Although combination antimicrobial therapy has made tuberculosis (TB) rare in the U.S., TB remains one of the great scourges of mankind. The emergence of multidrug-resistant (MDR) TB in developing countries has raised the frightening possibility that such disease is not only untreatable but could spread globally. Encouragingly, data reported from Turkey last year showed that even these strains of Mycobacterium tuberculosis can be treated in referral hospitals (Journal Watch Infectious Diseases August 24, 2001). Now, a report shows that community-based treatment in a developing country can also succeed.

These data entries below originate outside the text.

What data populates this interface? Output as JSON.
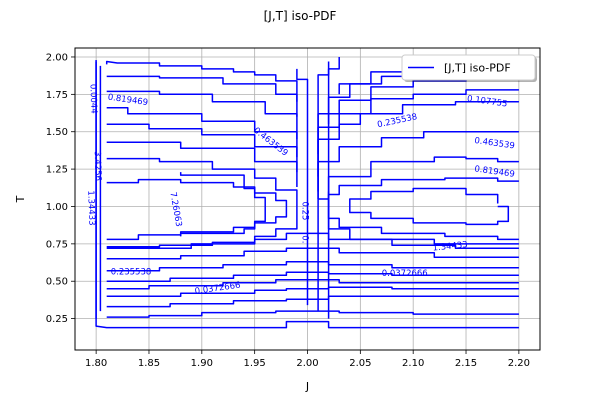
{
  "chart_data": {
    "type": "contour",
    "title": "[J,T] iso-PDF",
    "xlabel": "J",
    "ylabel": "T",
    "xlim": [
      1.78,
      2.22
    ],
    "ylim": [
      0.04,
      2.06
    ],
    "x_ticks": [
      "1.80",
      "1.85",
      "1.90",
      "1.95",
      "2.00",
      "2.05",
      "2.10",
      "2.15",
      "2.20"
    ],
    "y_ticks": [
      "0.25",
      "0.50",
      "0.75",
      "1.00",
      "1.25",
      "1.50",
      "1.75",
      "2.00"
    ],
    "grid": true,
    "legend": {
      "position": "top-right",
      "entries": [
        "[J,T] iso-PDF"
      ]
    },
    "series_color": "#0000ff",
    "contour_labels": [
      {
        "text": "0.819469",
        "x": 1.83,
        "y": 1.71,
        "angle": 8
      },
      {
        "text": "0.107755",
        "x": 2.17,
        "y": 1.7,
        "angle": 8
      },
      {
        "text": "0.463539",
        "x": 1.965,
        "y": 1.43,
        "angle": 38
      },
      {
        "text": "0.235538",
        "x": 2.085,
        "y": 1.57,
        "angle": -12
      },
      {
        "text": "0.463539",
        "x": 2.177,
        "y": 1.42,
        "angle": 8
      },
      {
        "text": "0.819469",
        "x": 2.177,
        "y": 1.23,
        "angle": 8
      },
      {
        "text": "7.26063",
        "x": 1.875,
        "y": 0.98,
        "angle": 80
      },
      {
        "text": "1.34433",
        "x": 2.135,
        "y": 0.73,
        "angle": -6
      },
      {
        "text": "0.235538",
        "x": 1.833,
        "y": 0.56,
        "angle": 0
      },
      {
        "text": "0.0372666",
        "x": 1.915,
        "y": 0.45,
        "angle": -8
      },
      {
        "text": "0.0372666",
        "x": 2.092,
        "y": 0.55,
        "angle": 0
      },
      {
        "text": "1.34433",
        "x": 1.795,
        "y": 0.99,
        "angle": 88
      },
      {
        "text": "3.4256",
        "x": 1.801,
        "y": 1.27,
        "angle": 88
      },
      {
        "text": "0.0044",
        "x": 1.797,
        "y": 1.72,
        "angle": 88
      },
      {
        "text": "0.25",
        "x": 1.997,
        "y": 0.97,
        "angle": 90
      },
      {
        "text": "0.",
        "x": 1.997,
        "y": 0.78,
        "angle": 90
      }
    ],
    "contours": [
      {
        "x": [
          1.8,
          1.8,
          1.81,
          1.98,
          1.98,
          2.02,
          2.02,
          2.2
        ],
        "y": [
          1.97,
          0.2,
          0.19,
          0.19,
          0.23,
          0.23,
          0.19,
          0.19
        ]
      },
      {
        "x": [
          1.81,
          1.85,
          1.85,
          1.9,
          1.9,
          1.97,
          1.97,
          2.03,
          2.03,
          2.1,
          2.1,
          2.2
        ],
        "y": [
          0.26,
          0.26,
          0.27,
          0.27,
          0.29,
          0.29,
          0.3,
          0.3,
          0.29,
          0.29,
          0.28,
          0.28
        ]
      },
      {
        "x": [
          1.81,
          1.87,
          1.87,
          1.93,
          1.93,
          1.98,
          1.98,
          2.02,
          2.02,
          2.2
        ],
        "y": [
          0.33,
          0.33,
          0.35,
          0.35,
          0.37,
          0.37,
          0.38,
          0.38,
          0.4,
          0.4
        ]
      },
      {
        "x": [
          1.81,
          1.88,
          1.88,
          1.95,
          1.95,
          1.98,
          1.98,
          2.02,
          2.02,
          2.08,
          2.08,
          2.2
        ],
        "y": [
          0.4,
          0.4,
          0.42,
          0.42,
          0.44,
          0.44,
          0.45,
          0.45,
          0.46,
          0.46,
          0.45,
          0.45
        ]
      },
      {
        "x": [
          1.81,
          1.85,
          1.85,
          1.92,
          1.92,
          1.97,
          1.97,
          2.03,
          2.03,
          2.2
        ],
        "y": [
          0.45,
          0.45,
          0.47,
          0.47,
          0.49,
          0.49,
          0.51,
          0.51,
          0.49,
          0.49
        ]
      },
      {
        "x": [
          1.81,
          1.87,
          1.87,
          1.93,
          1.93,
          1.98,
          1.98,
          2.02,
          2.02,
          2.08,
          2.08,
          2.2
        ],
        "y": [
          0.5,
          0.5,
          0.52,
          0.52,
          0.54,
          0.54,
          0.56,
          0.56,
          0.55,
          0.55,
          0.54,
          0.54
        ]
      },
      {
        "x": [
          1.81,
          1.86,
          1.86,
          1.92,
          1.92,
          1.98,
          1.98,
          2.02,
          2.02,
          2.08,
          2.08,
          2.2
        ],
        "y": [
          0.57,
          0.57,
          0.59,
          0.59,
          0.61,
          0.61,
          0.63,
          0.63,
          0.61,
          0.61,
          0.59,
          0.59
        ]
      },
      {
        "x": [
          1.81,
          1.88,
          1.88,
          1.94,
          1.94,
          1.98,
          1.98,
          2.03,
          2.03,
          2.12,
          2.12,
          2.2
        ],
        "y": [
          0.65,
          0.65,
          0.67,
          0.67,
          0.7,
          0.7,
          0.72,
          0.72,
          0.69,
          0.69,
          0.66,
          0.66
        ]
      },
      {
        "x": [
          1.81,
          1.89,
          1.89,
          1.95,
          1.95,
          1.98,
          1.98,
          2.02,
          2.02,
          2.12,
          2.12,
          2.2
        ],
        "y": [
          0.72,
          0.72,
          0.75,
          0.75,
          0.78,
          0.78,
          0.82,
          0.82,
          0.78,
          0.78,
          0.75,
          0.75
        ]
      },
      {
        "x": [
          1.81,
          1.88,
          1.88,
          1.95,
          1.95,
          1.99,
          1.99
        ],
        "y": [
          1.43,
          1.43,
          1.39,
          1.39,
          1.3,
          1.3,
          1.13
        ]
      },
      {
        "x": [
          1.81,
          1.85,
          1.85,
          1.9,
          1.9,
          1.95,
          1.95,
          1.99,
          1.99
        ],
        "y": [
          1.55,
          1.55,
          1.52,
          1.52,
          1.48,
          1.48,
          1.4,
          1.4,
          1.23
        ]
      },
      {
        "x": [
          1.81,
          1.83,
          1.83,
          1.9,
          1.9,
          1.95,
          1.95,
          1.99,
          1.99
        ],
        "y": [
          1.66,
          1.66,
          1.62,
          1.62,
          1.57,
          1.57,
          1.5,
          1.5,
          1.33
        ]
      },
      {
        "x": [
          1.81,
          1.86,
          1.86,
          1.91,
          1.91,
          1.96,
          1.96,
          1.99,
          1.99
        ],
        "y": [
          1.77,
          1.77,
          1.75,
          1.75,
          1.7,
          1.7,
          1.62,
          1.62,
          1.45
        ]
      },
      {
        "x": [
          1.81,
          1.86,
          1.86,
          1.92,
          1.92,
          1.97,
          1.97,
          1.99,
          1.99
        ],
        "y": [
          1.87,
          1.87,
          1.86,
          1.86,
          1.82,
          1.82,
          1.75,
          1.75,
          1.6
        ]
      },
      {
        "x": [
          1.81,
          1.81,
          1.82,
          1.86,
          1.86,
          1.9,
          1.9,
          1.93,
          1.93,
          1.95,
          1.95,
          1.97,
          1.97,
          1.99,
          1.99
        ],
        "y": [
          1.95,
          1.97,
          1.96,
          1.96,
          1.94,
          1.94,
          1.92,
          1.92,
          1.9,
          1.9,
          1.88,
          1.88,
          1.84,
          1.84,
          1.7
        ]
      },
      {
        "x": [
          1.88,
          1.88,
          1.94,
          1.94,
          1.95,
          1.95,
          1.96,
          1.96,
          1.95,
          1.95,
          1.94,
          1.94,
          1.88,
          1.88
        ],
        "y": [
          1.23,
          1.21,
          1.21,
          1.12,
          1.12,
          1.06,
          1.06,
          0.9,
          0.9,
          0.85,
          0.85,
          0.82,
          0.82,
          0.8
        ]
      },
      {
        "x": [
          1.81,
          1.84,
          1.84,
          1.88,
          1.88,
          1.93,
          1.93,
          1.95,
          1.95,
          1.97,
          1.97,
          1.98,
          1.98,
          1.97,
          1.97,
          1.95,
          1.95,
          1.93,
          1.93,
          1.88,
          1.88,
          1.84,
          1.84,
          1.81
        ],
        "y": [
          1.16,
          1.16,
          1.18,
          1.18,
          1.16,
          1.16,
          1.13,
          1.13,
          1.09,
          1.09,
          1.04,
          1.04,
          0.93,
          0.93,
          0.89,
          0.89,
          0.86,
          0.86,
          0.83,
          0.83,
          0.81,
          0.81,
          0.78,
          0.78
        ]
      },
      {
        "x": [
          1.81,
          1.86,
          1.86,
          1.91,
          1.91,
          1.95,
          1.95,
          1.97,
          1.97,
          1.99,
          1.99,
          1.97,
          1.97,
          1.95,
          1.95,
          1.91,
          1.91,
          1.86,
          1.86,
          1.81
        ],
        "y": [
          1.32,
          1.32,
          1.3,
          1.3,
          1.25,
          1.25,
          1.19,
          1.19,
          1.11,
          1.11,
          0.85,
          0.85,
          0.8,
          0.8,
          0.76,
          0.76,
          0.74,
          0.74,
          0.73,
          0.73
        ]
      },
      {
        "x": [
          1.99,
          1.99,
          2.0,
          2.0
        ],
        "y": [
          1.92,
          1.85,
          1.85,
          0.34
        ]
      },
      {
        "x": [
          2.02,
          2.02,
          2.01,
          2.01
        ],
        "y": [
          1.97,
          1.88,
          1.88,
          0.3
        ]
      },
      {
        "x": [
          2.03,
          2.03,
          2.02,
          2.02
        ],
        "y": [
          2.0,
          1.92,
          1.92,
          0.25
        ]
      },
      {
        "x": [
          2.01,
          2.01,
          2.03,
          2.03,
          2.05,
          2.05,
          2.09,
          2.09,
          2.14,
          2.14,
          2.2
        ],
        "y": [
          1.1,
          1.45,
          1.45,
          1.55,
          1.55,
          1.62,
          1.62,
          1.68,
          1.68,
          1.7,
          1.7
        ]
      },
      {
        "x": [
          2.01,
          2.01,
          2.03,
          2.03,
          2.06,
          2.06,
          2.1,
          2.1,
          2.15,
          2.15,
          2.2
        ],
        "y": [
          1.2,
          1.53,
          1.53,
          1.62,
          1.62,
          1.72,
          1.72,
          1.75,
          1.75,
          1.78,
          1.78
        ]
      },
      {
        "x": [
          2.01,
          2.01,
          2.03,
          2.03,
          2.06,
          2.06,
          2.1,
          2.1,
          2.15,
          2.15,
          2.2
        ],
        "y": [
          1.35,
          1.62,
          1.62,
          1.71,
          1.71,
          1.8,
          1.8,
          1.84,
          1.84,
          1.86,
          1.86
        ]
      },
      {
        "x": [
          2.02,
          2.02,
          2.04,
          2.04,
          2.07,
          2.07,
          2.12,
          2.12,
          2.2
        ],
        "y": [
          1.55,
          1.73,
          1.73,
          1.82,
          1.82,
          1.87,
          1.87,
          1.92,
          1.92
        ]
      },
      {
        "x": [
          2.03,
          2.03,
          2.06,
          2.06,
          2.1,
          2.1,
          2.14,
          2.14
        ],
        "y": [
          1.75,
          1.82,
          1.82,
          1.9,
          1.9,
          1.94,
          1.94,
          1.96
        ]
      },
      {
        "x": [
          2.01,
          2.01,
          2.03,
          2.03,
          2.07,
          2.07,
          2.11,
          2.11,
          2.16,
          2.16,
          2.2
        ],
        "y": [
          1.05,
          1.3,
          1.3,
          1.4,
          1.4,
          1.46,
          1.46,
          1.5,
          1.5,
          1.5,
          1.5
        ]
      },
      {
        "x": [
          2.01,
          2.02,
          2.02,
          2.06,
          2.06,
          2.12,
          2.12,
          2.15,
          2.15,
          2.18,
          2.18,
          2.2
        ],
        "y": [
          1.05,
          1.05,
          1.2,
          1.2,
          1.3,
          1.3,
          1.33,
          1.33,
          1.32,
          1.32,
          1.3,
          1.3
        ]
      },
      {
        "x": [
          2.2,
          2.18,
          2.18,
          2.13,
          2.13,
          2.07,
          2.07,
          2.03,
          2.03,
          2.02,
          2.02,
          2.03,
          2.03,
          2.07,
          2.07,
          2.13,
          2.13,
          2.18,
          2.18,
          2.2
        ],
        "y": [
          1.17,
          1.17,
          1.19,
          1.19,
          1.18,
          1.18,
          1.14,
          1.14,
          1.08,
          1.08,
          0.92,
          0.92,
          0.86,
          0.86,
          0.82,
          0.82,
          0.8,
          0.8,
          0.78,
          0.78
        ]
      },
      {
        "x": [
          2.18,
          2.18,
          2.15,
          2.15,
          2.1,
          2.1,
          2.06,
          2.06,
          2.04,
          2.04,
          2.06,
          2.06,
          2.1,
          2.1,
          2.15,
          2.15,
          2.18,
          2.18,
          2.19,
          2.19,
          2.18
        ],
        "y": [
          1.02,
          1.08,
          1.08,
          1.12,
          1.12,
          1.1,
          1.1,
          1.05,
          1.05,
          0.96,
          0.96,
          0.92,
          0.92,
          0.89,
          0.89,
          0.88,
          0.88,
          0.9,
          0.9,
          1.0,
          1.0
        ]
      },
      {
        "x": [
          2.02,
          2.02,
          2.04,
          2.04,
          2.08,
          2.08,
          2.14,
          2.14,
          2.2
        ],
        "y": [
          1.1,
          0.85,
          0.85,
          0.78,
          0.78,
          0.74,
          0.74,
          0.72,
          0.72
        ]
      },
      {
        "x": [
          1.8,
          1.8
        ],
        "y": [
          1.98,
          0.25
        ]
      },
      {
        "x": [
          1.804,
          1.804
        ],
        "y": [
          1.94,
          0.3
        ]
      }
    ]
  }
}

Between August 1, 1996, and November 30, 1998, 75 patients (median age, 26.8 years) with MDR TB in Lima, Peru, received coordinated ambulatory treatment. Only 1 patient was HIV-positive. Sputum M. tuberculosis isolates were sent to the U.S. for antimicrobial susceptibility testing; the infecting strains were resistant to a median of 6 drugs (range, 2-12). Susceptibility results were used to devise individualized outpatient treatment regimens. Patients who completed therapy received at least 5 drugs for at least 18 months. Among the 66 patients who continued treatment beyond 4 months, 55 (83%) had a probable cure at the end of treatment. Predictors of poor outcome were anemia, a low body-mass index, and resistance to pyrazinamide or ethambutol.

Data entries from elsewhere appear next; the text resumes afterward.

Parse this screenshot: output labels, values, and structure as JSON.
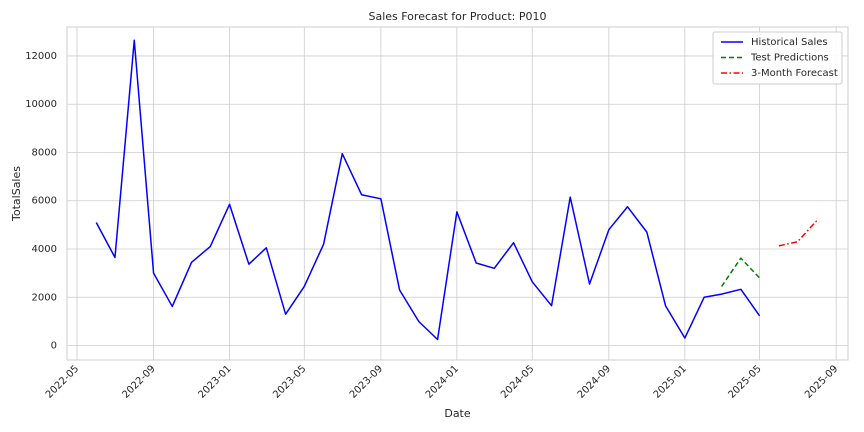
{
  "chart_data": {
    "type": "line",
    "title": "Sales Forecast for Product: P010",
    "xlabel": "Date",
    "ylabel": "TotalSales",
    "x_axis_type": "date",
    "xlim": [
      "2022-04-15",
      "2025-09-20"
    ],
    "ylim": [
      -600,
      13200
    ],
    "x_ticks": [
      "2022-05-01",
      "2022-09-01",
      "2023-01-01",
      "2023-05-01",
      "2023-09-01",
      "2024-01-01",
      "2024-05-01",
      "2024-09-01",
      "2025-01-01",
      "2025-05-01",
      "2025-09-01"
    ],
    "x_tick_labels": [
      "2022-05",
      "2022-09",
      "2023-01",
      "2023-05",
      "2023-09",
      "2024-01",
      "2024-05",
      "2024-09",
      "2025-01",
      "2025-05",
      "2025-09"
    ],
    "y_ticks": [
      0,
      2000,
      4000,
      6000,
      8000,
      10000,
      12000
    ],
    "y_tick_labels": [
      "0",
      "2000",
      "4000",
      "6000",
      "8000",
      "10000",
      "12000"
    ],
    "grid": true,
    "legend_position": "top-right",
    "series": [
      {
        "name": "Historical Sales",
        "color": "#0000ff",
        "style": "solid",
        "x": [
          "2022-06-01",
          "2022-07-01",
          "2022-08-01",
          "2022-09-01",
          "2022-10-01",
          "2022-11-01",
          "2022-12-01",
          "2023-01-01",
          "2023-02-01",
          "2023-03-01",
          "2023-04-01",
          "2023-05-01",
          "2023-06-01",
          "2023-07-01",
          "2023-08-01",
          "2023-09-01",
          "2023-10-01",
          "2023-11-01",
          "2023-12-01",
          "2024-01-01",
          "2024-02-01",
          "2024-03-01",
          "2024-04-01",
          "2024-05-01",
          "2024-06-01",
          "2024-07-01",
          "2024-08-01",
          "2024-09-01",
          "2024-10-01",
          "2024-11-01",
          "2024-12-01",
          "2025-01-01",
          "2025-02-01",
          "2025-03-01",
          "2025-04-01",
          "2025-05-01"
        ],
        "values": [
          5100,
          3650,
          12650,
          3000,
          1620,
          3450,
          4100,
          5850,
          3370,
          4050,
          1300,
          2450,
          4200,
          7950,
          6250,
          6080,
          2300,
          990,
          250,
          5540,
          3420,
          3200,
          4260,
          2640,
          1650,
          6150,
          2550,
          4800,
          5750,
          4700,
          1650,
          310,
          2000,
          2130,
          2330,
          1230
        ]
      },
      {
        "name": "Test Predictions",
        "color": "#008000",
        "style": "dashed",
        "x": [
          "2025-03-01",
          "2025-04-01",
          "2025-05-01"
        ],
        "values": [
          2450,
          3620,
          2800
        ]
      },
      {
        "name": "3-Month Forecast",
        "color": "#ff0000",
        "style": "dashdot",
        "x": [
          "2025-06-01",
          "2025-07-01",
          "2025-08-01"
        ],
        "values": [
          4130,
          4300,
          5180
        ]
      }
    ]
  }
}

Comment: Although the costs of care were low by U.S. standards, the mean drug cost was still US$15,681 per patient. Replicating this program will therefore require support from the developed world. However, given the great risks posed to the entire globe by MDR TB, supporting such programs seems a wise investment.
Richard T. Ellison III, MD
Published in Journal Watch Infectious Diseases February 21, 2003
Citation(s):
Mitnick C et al. Community-based therapy for multidrug-resistant tuberculosis in Lima, Peru. N Engl J Med 2003 Jan 9; 348:119-28.